Fundamental Practice

CA-ECE 5.10

There is at least one person on duty and available at all times the program is in operation, including on field trips away from the program site, that has completed training in basic first aid and age-appropriate CPR in the previous two years that included an in-person, hands-on CPR skills assessment conducted by a certified CPR instructor.


CA-ECE 5.11

A health facility or qualified medical professional is available to provide:
  1. medical consultation to the organization and parents;
  2. a review of children’s health needs; and
  3. a review of the organization’s health and safety practices.

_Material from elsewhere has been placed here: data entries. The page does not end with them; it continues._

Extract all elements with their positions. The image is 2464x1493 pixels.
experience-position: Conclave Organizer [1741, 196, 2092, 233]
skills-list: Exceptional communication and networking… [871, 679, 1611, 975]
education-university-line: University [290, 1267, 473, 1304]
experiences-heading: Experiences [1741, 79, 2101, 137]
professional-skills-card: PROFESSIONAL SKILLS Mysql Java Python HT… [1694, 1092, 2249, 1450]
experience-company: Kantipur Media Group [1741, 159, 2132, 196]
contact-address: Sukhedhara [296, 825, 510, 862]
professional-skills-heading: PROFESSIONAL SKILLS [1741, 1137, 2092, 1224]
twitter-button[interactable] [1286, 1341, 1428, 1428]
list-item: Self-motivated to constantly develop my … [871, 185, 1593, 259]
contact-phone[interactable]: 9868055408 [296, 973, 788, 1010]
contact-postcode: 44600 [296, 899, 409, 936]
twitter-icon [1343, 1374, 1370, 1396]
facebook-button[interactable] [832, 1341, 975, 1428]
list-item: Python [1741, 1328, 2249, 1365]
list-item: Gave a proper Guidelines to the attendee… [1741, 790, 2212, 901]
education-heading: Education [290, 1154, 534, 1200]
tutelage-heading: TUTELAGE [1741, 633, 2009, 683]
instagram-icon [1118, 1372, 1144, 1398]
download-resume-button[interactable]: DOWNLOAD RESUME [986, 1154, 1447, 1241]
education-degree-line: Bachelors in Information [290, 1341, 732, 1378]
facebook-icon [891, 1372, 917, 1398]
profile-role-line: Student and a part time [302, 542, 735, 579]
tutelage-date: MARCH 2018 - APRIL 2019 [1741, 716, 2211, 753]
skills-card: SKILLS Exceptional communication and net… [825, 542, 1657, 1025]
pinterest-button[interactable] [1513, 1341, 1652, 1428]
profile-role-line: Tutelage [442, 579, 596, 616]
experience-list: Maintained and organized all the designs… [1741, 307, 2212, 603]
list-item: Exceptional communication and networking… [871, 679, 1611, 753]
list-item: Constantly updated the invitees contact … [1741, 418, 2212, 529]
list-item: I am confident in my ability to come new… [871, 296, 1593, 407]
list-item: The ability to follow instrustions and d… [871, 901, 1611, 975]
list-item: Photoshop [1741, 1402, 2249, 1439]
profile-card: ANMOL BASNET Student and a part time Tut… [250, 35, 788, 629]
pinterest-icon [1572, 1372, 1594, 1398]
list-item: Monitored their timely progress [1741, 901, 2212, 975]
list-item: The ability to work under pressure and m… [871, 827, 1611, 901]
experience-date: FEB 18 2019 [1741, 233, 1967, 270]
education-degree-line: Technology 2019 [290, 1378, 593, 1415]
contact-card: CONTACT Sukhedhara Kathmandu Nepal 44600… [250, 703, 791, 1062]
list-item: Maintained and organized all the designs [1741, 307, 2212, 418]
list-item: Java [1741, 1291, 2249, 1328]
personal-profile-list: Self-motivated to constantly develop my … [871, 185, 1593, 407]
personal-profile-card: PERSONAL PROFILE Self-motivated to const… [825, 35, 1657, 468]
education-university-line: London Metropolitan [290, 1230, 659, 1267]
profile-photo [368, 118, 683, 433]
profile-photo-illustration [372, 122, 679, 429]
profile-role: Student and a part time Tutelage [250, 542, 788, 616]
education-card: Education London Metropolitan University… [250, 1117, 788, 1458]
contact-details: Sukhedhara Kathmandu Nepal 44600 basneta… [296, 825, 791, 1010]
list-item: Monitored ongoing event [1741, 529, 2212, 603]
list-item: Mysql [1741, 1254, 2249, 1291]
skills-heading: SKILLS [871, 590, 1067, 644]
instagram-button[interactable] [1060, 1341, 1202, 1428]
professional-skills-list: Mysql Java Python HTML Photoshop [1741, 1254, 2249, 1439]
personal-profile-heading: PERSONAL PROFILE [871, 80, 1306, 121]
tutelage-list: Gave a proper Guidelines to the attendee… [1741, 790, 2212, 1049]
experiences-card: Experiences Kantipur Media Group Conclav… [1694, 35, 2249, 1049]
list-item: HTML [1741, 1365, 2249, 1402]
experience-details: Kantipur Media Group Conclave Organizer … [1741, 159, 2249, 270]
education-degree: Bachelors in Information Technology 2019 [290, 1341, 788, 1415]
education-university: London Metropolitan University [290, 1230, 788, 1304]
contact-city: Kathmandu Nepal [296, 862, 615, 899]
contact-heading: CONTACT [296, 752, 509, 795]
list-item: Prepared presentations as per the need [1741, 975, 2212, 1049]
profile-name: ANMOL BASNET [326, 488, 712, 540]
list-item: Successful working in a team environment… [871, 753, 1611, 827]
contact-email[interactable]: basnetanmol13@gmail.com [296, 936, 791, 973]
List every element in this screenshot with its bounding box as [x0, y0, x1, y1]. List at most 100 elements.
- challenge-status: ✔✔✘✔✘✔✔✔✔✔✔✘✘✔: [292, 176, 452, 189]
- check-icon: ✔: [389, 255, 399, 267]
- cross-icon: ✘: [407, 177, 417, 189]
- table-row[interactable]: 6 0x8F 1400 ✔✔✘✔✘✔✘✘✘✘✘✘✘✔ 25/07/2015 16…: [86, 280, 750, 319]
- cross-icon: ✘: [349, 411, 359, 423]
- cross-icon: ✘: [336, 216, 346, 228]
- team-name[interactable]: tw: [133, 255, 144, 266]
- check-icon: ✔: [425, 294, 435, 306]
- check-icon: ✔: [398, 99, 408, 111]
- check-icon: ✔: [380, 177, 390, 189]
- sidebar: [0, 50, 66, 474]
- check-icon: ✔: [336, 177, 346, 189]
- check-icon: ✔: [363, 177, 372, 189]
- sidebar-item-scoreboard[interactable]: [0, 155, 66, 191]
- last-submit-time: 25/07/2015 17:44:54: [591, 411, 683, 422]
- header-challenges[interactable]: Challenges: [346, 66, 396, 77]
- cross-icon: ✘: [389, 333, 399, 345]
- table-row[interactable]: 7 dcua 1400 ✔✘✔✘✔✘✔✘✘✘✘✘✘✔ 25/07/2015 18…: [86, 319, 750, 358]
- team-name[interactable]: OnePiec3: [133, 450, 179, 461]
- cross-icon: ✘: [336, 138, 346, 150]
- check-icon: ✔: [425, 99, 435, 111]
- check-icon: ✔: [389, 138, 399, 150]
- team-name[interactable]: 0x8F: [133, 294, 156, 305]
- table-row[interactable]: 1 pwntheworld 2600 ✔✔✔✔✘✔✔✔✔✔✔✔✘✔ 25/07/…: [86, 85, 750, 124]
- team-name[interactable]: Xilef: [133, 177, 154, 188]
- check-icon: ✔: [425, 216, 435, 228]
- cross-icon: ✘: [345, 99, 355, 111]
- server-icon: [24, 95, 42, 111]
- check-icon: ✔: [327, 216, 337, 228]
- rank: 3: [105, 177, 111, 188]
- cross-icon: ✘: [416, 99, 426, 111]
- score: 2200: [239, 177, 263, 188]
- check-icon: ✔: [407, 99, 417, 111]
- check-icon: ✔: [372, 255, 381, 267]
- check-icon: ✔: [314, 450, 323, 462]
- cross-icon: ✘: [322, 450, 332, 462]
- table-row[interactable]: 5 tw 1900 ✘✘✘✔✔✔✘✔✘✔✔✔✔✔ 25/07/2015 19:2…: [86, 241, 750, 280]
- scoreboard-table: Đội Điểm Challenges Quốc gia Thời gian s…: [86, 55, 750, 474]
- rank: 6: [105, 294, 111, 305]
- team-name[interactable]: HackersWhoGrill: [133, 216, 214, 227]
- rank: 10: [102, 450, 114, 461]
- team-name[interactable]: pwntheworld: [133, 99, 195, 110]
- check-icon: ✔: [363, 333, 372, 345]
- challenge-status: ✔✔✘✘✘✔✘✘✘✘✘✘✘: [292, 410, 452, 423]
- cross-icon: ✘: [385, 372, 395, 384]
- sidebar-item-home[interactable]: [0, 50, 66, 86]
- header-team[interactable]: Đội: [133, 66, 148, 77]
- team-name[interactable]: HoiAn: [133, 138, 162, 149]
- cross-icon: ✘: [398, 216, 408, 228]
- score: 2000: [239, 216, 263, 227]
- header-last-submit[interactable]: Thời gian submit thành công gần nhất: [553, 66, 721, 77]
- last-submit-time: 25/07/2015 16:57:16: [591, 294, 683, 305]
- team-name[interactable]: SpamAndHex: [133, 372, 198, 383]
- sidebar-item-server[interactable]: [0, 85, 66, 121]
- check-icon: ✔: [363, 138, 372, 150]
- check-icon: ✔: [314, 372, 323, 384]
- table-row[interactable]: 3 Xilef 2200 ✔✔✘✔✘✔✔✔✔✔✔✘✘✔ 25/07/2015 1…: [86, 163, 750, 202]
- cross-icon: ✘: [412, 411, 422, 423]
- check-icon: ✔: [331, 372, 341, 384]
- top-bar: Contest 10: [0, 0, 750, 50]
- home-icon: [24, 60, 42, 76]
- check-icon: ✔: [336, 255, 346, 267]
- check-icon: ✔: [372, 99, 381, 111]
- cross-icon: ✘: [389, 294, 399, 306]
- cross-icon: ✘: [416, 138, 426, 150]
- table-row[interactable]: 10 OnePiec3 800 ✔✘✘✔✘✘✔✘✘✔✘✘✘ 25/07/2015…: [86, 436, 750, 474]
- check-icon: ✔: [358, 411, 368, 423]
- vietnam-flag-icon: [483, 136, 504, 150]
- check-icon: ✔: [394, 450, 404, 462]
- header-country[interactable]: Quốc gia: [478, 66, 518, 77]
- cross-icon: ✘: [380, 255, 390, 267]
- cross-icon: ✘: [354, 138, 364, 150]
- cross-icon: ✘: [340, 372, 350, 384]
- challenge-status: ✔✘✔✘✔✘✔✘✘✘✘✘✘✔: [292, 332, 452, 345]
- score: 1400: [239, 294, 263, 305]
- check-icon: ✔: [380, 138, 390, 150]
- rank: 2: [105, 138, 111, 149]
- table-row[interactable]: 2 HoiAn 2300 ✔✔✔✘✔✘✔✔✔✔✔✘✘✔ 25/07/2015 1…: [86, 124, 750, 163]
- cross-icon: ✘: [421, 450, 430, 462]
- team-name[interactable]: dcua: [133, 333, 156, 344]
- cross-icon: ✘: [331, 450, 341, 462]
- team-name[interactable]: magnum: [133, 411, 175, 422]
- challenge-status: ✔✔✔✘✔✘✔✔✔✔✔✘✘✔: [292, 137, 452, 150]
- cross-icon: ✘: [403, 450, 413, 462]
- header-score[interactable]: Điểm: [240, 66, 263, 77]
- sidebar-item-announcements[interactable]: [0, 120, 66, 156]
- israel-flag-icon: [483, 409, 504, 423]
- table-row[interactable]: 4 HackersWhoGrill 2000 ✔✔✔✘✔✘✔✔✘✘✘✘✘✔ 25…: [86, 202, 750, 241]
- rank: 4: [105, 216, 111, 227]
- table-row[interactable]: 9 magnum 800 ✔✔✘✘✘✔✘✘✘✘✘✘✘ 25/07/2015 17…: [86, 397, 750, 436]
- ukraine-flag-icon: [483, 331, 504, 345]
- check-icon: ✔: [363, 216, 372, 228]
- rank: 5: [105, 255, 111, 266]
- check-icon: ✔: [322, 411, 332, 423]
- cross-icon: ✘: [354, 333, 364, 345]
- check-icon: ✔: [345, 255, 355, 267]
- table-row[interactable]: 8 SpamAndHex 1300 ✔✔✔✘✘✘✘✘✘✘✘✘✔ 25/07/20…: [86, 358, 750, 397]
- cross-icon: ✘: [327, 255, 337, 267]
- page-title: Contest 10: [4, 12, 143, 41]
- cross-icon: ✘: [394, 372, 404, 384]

The intent of this standard is not to require that organizations pay for this service, but to ensure they have access to medical professionals as needed.
Examples: Organizations may ensure access to medical professionals by having medical professionals on staff or by developing formal or informal relationships with medical professionals outside the organization to receive assistance when special health needs arise.

Fundamental Practice

CA-ECE 5.12

Bottles of breast milk and formula are:
  1. labeled with the child’s full name and the date that it was brought in;
  2. brought in daily and stored in a refrigerator upon arrival;
  3. discarded if the bottle is not finished in one feeding; 
  4. warmed in water and never in a microwave oven; and
  5. sent home at the end of the day so thawed breast milk and mixed formula are never stored overnight by the centre.
NA The organization does not provide infant care.

Fundamental Practice

CA-ECE 5.13

Teaching staff take necessary precautions to reduce the risk of Sudden Infant Death Syndrome (SIDS) and other sleep-related infant deaths, including:
  1. placing infants on their backs for sleep unless otherwise instructed by the child’s doctor;
  2. placing infants on a firm sleep surface such as a safety-approved crib mattress with fitted sheet;
  3. never allowing children to sleep in a device meant for sitting such as a carseat, bouncer, or swing;
  4. removing soft materials or objects such as pillows, loose bedding, bumper pads, or toys from sleep areas;
  5. ensuring sleep spaces are free of strangulation hazards such as dangling cords, electric wires, and window-covering cords; and
  6. dressing infants appropriately for the environment.
NA The organization does not provide infant care.

Fundamental Practice

CA-ECE 5.14

A safe environment is maintained through proper selection and maintenance of play equipment, including:
  1. indoor and outdoor playground equipment that meets national safety standards;
  2. installing equipment on an appropriate amount of impact absorbing surfaces in accordance with manufacturer’s instructions and/or industry practice;
  3. conducting daily inspections of playground equipment and the surrounding area to immediately identify potentially hazardous conditions;
  4. monthly inspections of playground equipment to identify signs of wear or damage using a standardized checklist and in accordance with manufacturer’s instructions; and
  5. annual inspections and necessary maintenance of the play equipment by industry professionals.
Examples: Potentially hazardous conditions include standing water, broken glass, or damage to the play equipment. Signs of wear or damage include worn or damaged wood, bolts, chains, anchors, or insufficient amount of impact absorbing surfaces under equipment.

Fundamental Practice

CA-ECE 5.15

Stairwells have railings and are closed off from child care classrooms.
NA None of the organization's ECE facilities have stairwells.


CA-ECE 5.16

The facility provides an optimal care and learning environment that is:
  1. clean;
  2. welcoming;
  3. well lit, with natural light where possible and emergency lighting throughout;
  4. maintained at a safe, comfortable temperature and noise level;
  5. odour free; and
  6. adequately ventilated.

Fundamental Practice

CA-ECE 5.17

Smoking is prohibited anywhere on the premises, including outside entrances, outdoor play areas and program vehicles.

Fundamental Practice

CA-ECE 5.18

The organization:
  1. ensures equipment, toys, and materials are child-proof, non-toxic, and maintained in good repair; and
  2. is aware of and responsive to any product recalls affecting equipment, toys, and materials.
Examples: The Consumer Product Safety Commission provides web-based access to a list of product recalls.